Denmark’s finance minister to take ten weeks’ paternity leave

Denmark's Finance Minister, Nicolai Wammen, has announced that he will go on parental leave for ten weeks this summer, writing on Facebook that he was "looking forward to spending time with the little boy."

Denmark's finance minister to take ten weeks' paternity leave

Wammen said he would be off work between June 5th and August 13th, with Morten Bødskov, the country’s business minister standing in for him in his absence.

“On June 5th I will go on parental leave with Frederik, and I am really looking forward to spending time with the little boy,” Wammen said in the post announcing his decision, alongside a photograph of himself together with his son, who was born in November.

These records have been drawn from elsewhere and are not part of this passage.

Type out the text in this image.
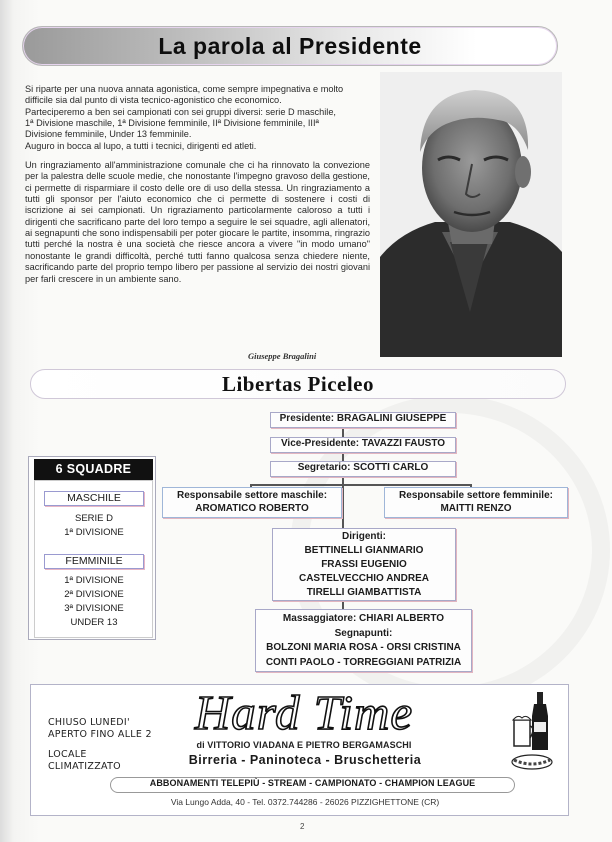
La parola al Presidente

Si riparte per una nuova annata agonistica, come sempre impegnativa e molto

difficile sia dal punto di vista tecnico-agonistico che economico.

Parteciperemo a ben sei campionati con sei gruppi diversi: serie D maschile,

1ª Divisione maschile, 1ª Divisione femminile, IIª Divisione femminile, IIIª

Divisione femminile, Under 13 femminile.

Auguro in bocca al lupo, a tutti i tecnici, dirigenti ed atleti.

Un ringraziamento all'amministrazione comunale che ci ha rinnovato la convezione per la palestra delle scuole medie, che nonostante l'impegno gravoso della gestione, ci permette di risparmiare il costo delle ore di uso della stessa. Un ringraziamento a tutti gli sponsor per l'aiuto economico che ci permette di sostenere i costi di iscrizione ai sei campionati. Un rigraziamento particolarmente caloroso a tutti i dirigenti che sacrificano parte del loro tempo a seguire le sei squadre, agli allenatori, ai segnapunti che sono indispensabili per poter giocare le partite, insomma, ringrazio tutti perché la nostra è una società che riesce ancora a vivere "in modo umano" nonostante le grandi difficoltà, perché tutti fanno qualcosa senza chiedere niente, sacrificando parte del proprio tempo libero per passione al servizio dei nostri giovani per farli crescere in un ambiente sano.

Giuseppe Bragalini
Libertas Piceleo
Presidente: BRAGALINI GIUSEPPE
Vice-Presidente: TAVAZZI FAUSTO
Segretario: SCOTTI CARLO
Responsabile settore maschile:
AROMATICO ROBERTO
Responsabile settore femminile:
MAITTI RENZO
Dirigenti:
BETTINELLI GIANMARIO
FRASSI EUGENIO
CASTELVECCHIO ANDREA
TIRELLI GIAMBATTISTA
Massaggiatore: CHIARI ALBERTO
Segnapunti:
BOLZONI MARIA ROSA - ORSI CRISTINA
CONTI PAOLO - TORREGGIANI PATRIZIA
6 SQUADRE
MASCHILE
SERIE D
1ª DIVISIONE
FEMMINILE
1ª DIVISIONE
2ª DIVISIONE
3ª DIVISIONE
UNDER 13
CHIUSO LUNEDI'
APERTO FINO ALLE 2
LOCALE
CLIMATIZZATO
Hard Time
di VITTORIO VIADANA E PIETRO BERGAMASCHI
Birreria - Paninoteca - Bruschetteria
ABBONAMENTI TELEPIÙ - STREAM - CAMPIONATO - CHAMPION LEAGUE
Via Lungo Adda, 40 - Tel. 0372.744286 - 26026 PIZZIGHETTONE (CR)
2
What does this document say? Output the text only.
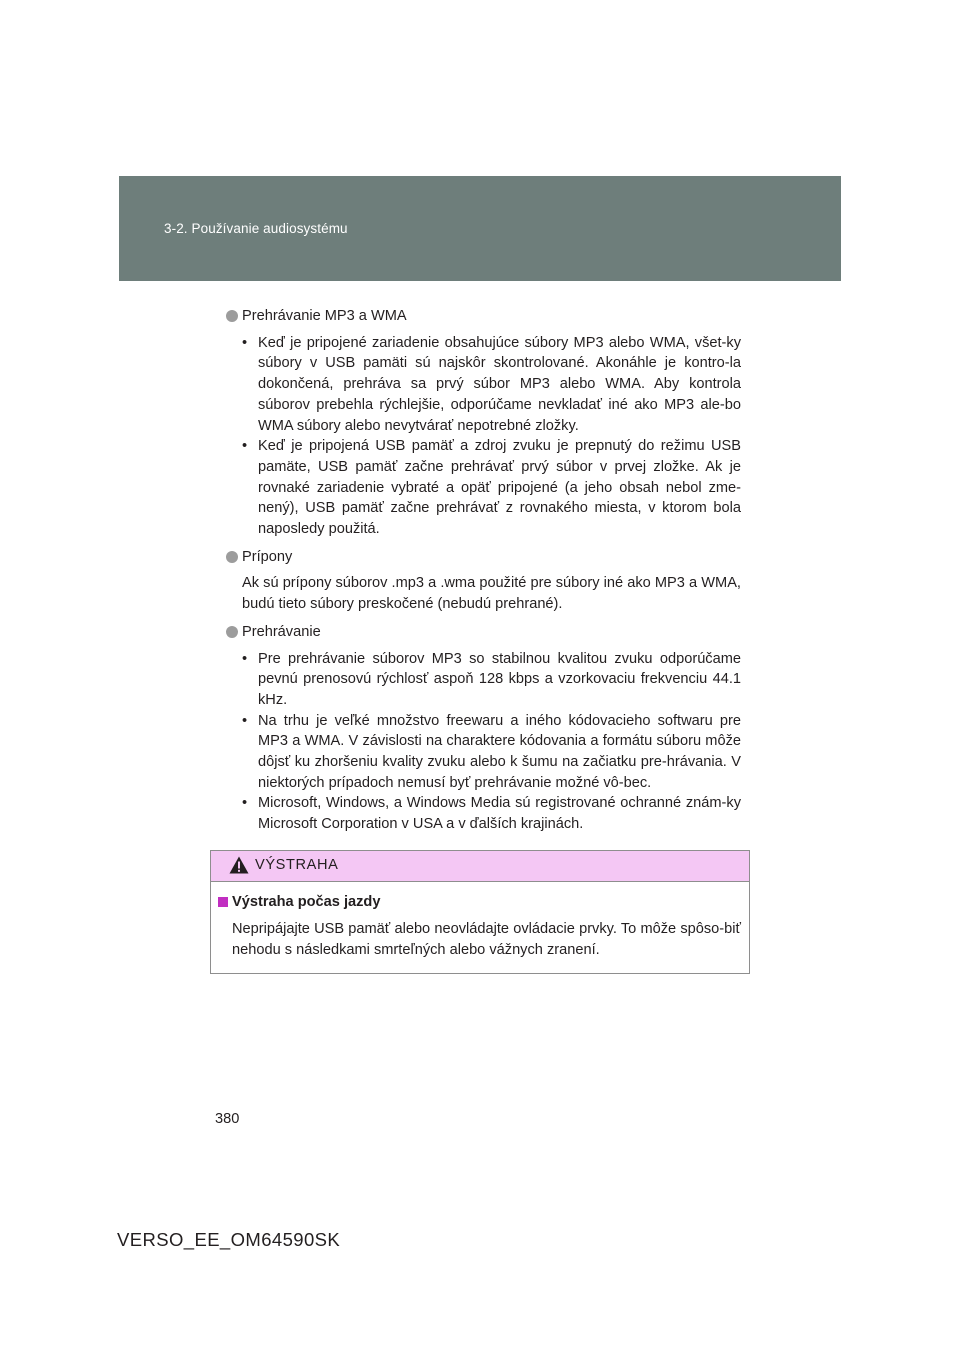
3-2. Používanie audiosystému
Prehrávanie MP3 a WMA
• Keď je pripojené zariadenie obsahujúce súbory MP3 alebo WMA, všet-ky súbory v USB pamäti sú najskôr skontrolované. Akonáhle je kontro-la dokončená, prehráva sa prvý súbor MP3 alebo WMA. Aby kontrola súborov prebehla rýchlejšie, odporúčame nevkladať iné ako MP3 ale-bo WMA súbory alebo nevytvárať nepotrebné zložky.
• Keď je pripojená USB pamäť a zdroj zvuku je prepnutý do režimu USB pamäte, USB pamäť začne prehrávať prvý súbor v prvej zložke. Ak je rovnaké zariadenie vybraté a opäť pripojené (a jeho obsah nebol zme-nený), USB pamäť začne prehrávať z rovnakého miesta, v ktorom bola naposledy použitá.
Prípony
Ak sú prípony súborov .mp3 a .wma použité pre súbory iné ako MP3 a WMA, budú tieto súbory preskočené (nebudú prehrané).
Prehrávanie
• Pre prehrávanie súborov MP3 so stabilnou kvalitou zvuku odporúčame pevnú prenosovú rýchlosť aspoň 128 kbps a vzorkovaciu frekvenciu 44.1 kHz.
• Na trhu je veľké množstvo freewaru a iného kódovacieho softwaru pre MP3 a WMA. V závislosti na charaktere kódovania a formátu súboru môže dôjsť ku zhoršeniu kvality zvuku alebo k šumu na začiatku pre-hrávania. V niektorých prípadoch nemusí byť prehrávanie možné vô-bec.
• Microsoft, Windows, a Windows Media sú registrované ochranné znám-ky Microsoft Corporation v USA a v ďalších krajinách.
VÝSTRAHA
Výstraha počas jazdy
Nepripájajte USB pamäť alebo neovládajte ovládacie prvky. To môže spôso-biť nehodu s následkami smrteľných alebo vážnych zranení.
380
VERSO_EE_OM64590SK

Denmark’s government last March brought in a new law bringing in 11 weeks’ use-it-or-lose-it parental leave for each parent in the hope of encouraging more men to take longer parental leave. Wammen is taking 9 weeks and 6 days over the summer. 

The new law means that Denmark has met the deadline for complying with an EU directive requiring member states earmark nine weeks of statutory parental leave for fathers.

This is the second time Bødskov has substituted for Wammen, with the minister standing in for him as acting Minister of Taxation between December 2020 and February 2021. 

“My parental leave with Christian was quite simply one of the best decisions in my life and I’m looking forward to having the same experience with Frederik,” Wammen wrote on Facebook in November alongside a picture of him together with his son.

Male politicians in Denmark have tended to take considerably shorter periods of parental leave than their female colleagues. 

Minister of Employment and Minister for Equality Peter Hummelgaard went on parental leave for 8 weeks and 6 days in 2021. Mattias Tesfaye took one and a half months away from his position as Denmark’s immigration minister in 2020. Troels Lund Poulsen – now acting defence minister – took three weeks away from the parliament took look after his new child in 2020. Education minister Morten Østergaard took two weeks off in 2012.